- Employer: Rio Tinto
- Known for: Energy transition advocate

= Rachelle Doyle =

Rachelle Doyle is an Australian engineer working in energy transitions and low carbon futures, employed by Rio Tinto. Doyle was elected as a Fellow of the Australian Academy of Technological Sciences and Engineering (ATSE) in 2024.

== Education ==
Doyle has a Bachelor of Chemical Engineering, from Curtin University.

== Career ==

Doyle has worked in the field of energy transition, with experience in both energy and mineral processing in Western Australia. She has worked on national level projects across Australia that involved mining, a low carbon transition, across the fields of technology, science, and engineering. Doyle works towards creating long-term relationships across partnerships, which is crucial to allow the sustainable transition towards climate mitigation, as well as contributing towards a clean energy transition and working towards the goal of net zero emissions.

Doyle was chair of Standards Australia ME093 Hydrogen Technologies Committee, and has developed standards and guidelines for the roll-out of hydrogen technologies within Australia in a safe and sustainable manner. Doyle has held advisory roles in the field of low-carbon technologies, and a sustainable energy future. She has also published around sustainability and safety management at Woodside. Doyle has been an invited keynote speaker at the Australian National Hydrogen conference and is on the advisory board for the Curtin Institute for Energy Transition, as well as Chair of the CSIRO Hydrogen Mission and Standards Australia committee.

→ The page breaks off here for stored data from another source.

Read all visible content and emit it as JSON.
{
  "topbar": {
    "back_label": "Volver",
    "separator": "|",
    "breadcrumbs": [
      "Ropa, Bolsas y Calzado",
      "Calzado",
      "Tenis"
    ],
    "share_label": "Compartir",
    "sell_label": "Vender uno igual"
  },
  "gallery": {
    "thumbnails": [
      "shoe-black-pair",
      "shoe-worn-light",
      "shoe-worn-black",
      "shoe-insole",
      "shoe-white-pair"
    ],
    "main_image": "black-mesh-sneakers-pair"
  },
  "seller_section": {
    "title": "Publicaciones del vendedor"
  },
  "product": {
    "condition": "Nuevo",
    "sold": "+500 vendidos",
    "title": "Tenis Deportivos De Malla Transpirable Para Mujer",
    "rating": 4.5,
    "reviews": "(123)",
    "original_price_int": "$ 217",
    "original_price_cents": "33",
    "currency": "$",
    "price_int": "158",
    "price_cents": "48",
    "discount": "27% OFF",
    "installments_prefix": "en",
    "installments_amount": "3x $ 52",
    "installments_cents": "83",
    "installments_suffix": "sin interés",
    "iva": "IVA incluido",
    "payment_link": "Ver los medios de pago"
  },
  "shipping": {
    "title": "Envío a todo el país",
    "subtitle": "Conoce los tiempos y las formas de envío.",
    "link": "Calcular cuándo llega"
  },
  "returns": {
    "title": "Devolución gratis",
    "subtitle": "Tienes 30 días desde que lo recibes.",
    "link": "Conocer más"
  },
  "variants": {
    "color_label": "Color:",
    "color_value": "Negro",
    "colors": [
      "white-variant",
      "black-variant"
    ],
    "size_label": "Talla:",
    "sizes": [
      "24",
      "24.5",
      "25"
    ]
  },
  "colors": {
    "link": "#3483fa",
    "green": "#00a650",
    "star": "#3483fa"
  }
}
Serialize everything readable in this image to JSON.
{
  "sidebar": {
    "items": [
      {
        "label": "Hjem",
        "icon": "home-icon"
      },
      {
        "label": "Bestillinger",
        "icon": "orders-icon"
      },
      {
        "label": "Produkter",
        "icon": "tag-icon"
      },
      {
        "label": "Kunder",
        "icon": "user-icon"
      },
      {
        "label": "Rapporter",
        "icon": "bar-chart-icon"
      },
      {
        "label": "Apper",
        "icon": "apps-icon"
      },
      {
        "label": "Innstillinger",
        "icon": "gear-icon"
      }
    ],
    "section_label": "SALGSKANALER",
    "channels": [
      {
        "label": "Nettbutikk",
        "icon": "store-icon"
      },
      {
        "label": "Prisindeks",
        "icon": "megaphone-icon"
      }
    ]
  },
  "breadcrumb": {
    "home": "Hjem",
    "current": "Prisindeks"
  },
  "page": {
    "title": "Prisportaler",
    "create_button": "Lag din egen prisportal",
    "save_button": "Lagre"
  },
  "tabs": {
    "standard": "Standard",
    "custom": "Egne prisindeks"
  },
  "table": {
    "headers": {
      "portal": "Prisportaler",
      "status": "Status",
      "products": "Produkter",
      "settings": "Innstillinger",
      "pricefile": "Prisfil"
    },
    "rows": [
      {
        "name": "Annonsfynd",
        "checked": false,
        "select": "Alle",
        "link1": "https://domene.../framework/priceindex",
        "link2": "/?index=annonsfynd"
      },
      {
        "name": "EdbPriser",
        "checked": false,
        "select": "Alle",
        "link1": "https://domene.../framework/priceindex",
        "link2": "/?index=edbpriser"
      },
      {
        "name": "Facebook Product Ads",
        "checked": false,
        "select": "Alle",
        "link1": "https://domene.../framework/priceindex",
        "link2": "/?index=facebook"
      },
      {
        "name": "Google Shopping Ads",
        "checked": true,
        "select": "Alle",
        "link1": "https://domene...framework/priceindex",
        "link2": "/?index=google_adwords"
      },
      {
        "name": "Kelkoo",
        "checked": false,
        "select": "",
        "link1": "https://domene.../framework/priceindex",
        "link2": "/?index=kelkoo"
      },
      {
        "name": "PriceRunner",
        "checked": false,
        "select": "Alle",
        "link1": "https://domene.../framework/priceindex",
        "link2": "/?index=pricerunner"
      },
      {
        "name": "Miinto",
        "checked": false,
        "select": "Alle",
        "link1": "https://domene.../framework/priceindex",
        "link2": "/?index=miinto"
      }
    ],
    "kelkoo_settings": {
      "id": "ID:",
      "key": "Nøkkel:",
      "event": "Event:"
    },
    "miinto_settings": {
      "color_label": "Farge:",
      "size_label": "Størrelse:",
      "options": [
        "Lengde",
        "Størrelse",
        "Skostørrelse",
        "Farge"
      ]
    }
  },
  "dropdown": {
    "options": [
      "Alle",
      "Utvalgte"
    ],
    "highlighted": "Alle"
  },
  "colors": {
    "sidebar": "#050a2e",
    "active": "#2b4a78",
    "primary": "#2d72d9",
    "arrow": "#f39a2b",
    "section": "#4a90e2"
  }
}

She has also been involved in shaping the policy, and guidelines around hydrogen technologies within Australia. She is a Fellow of the Institution of Chemical Engineers.

== Media ==

Doyle has been interviewed after her ATSE fellowship, on the importance of women in STEM, and provided career advice.

Doyle has been an invited speaker at industry conferences and symposium discussing mining, minerals, and low carbon transitions. Doyle was also a judge at the 'Women in Mining' awards.

== Awards ==
- 2024 - Fellow of the Australian Academy of Technological Sciences and Engineering.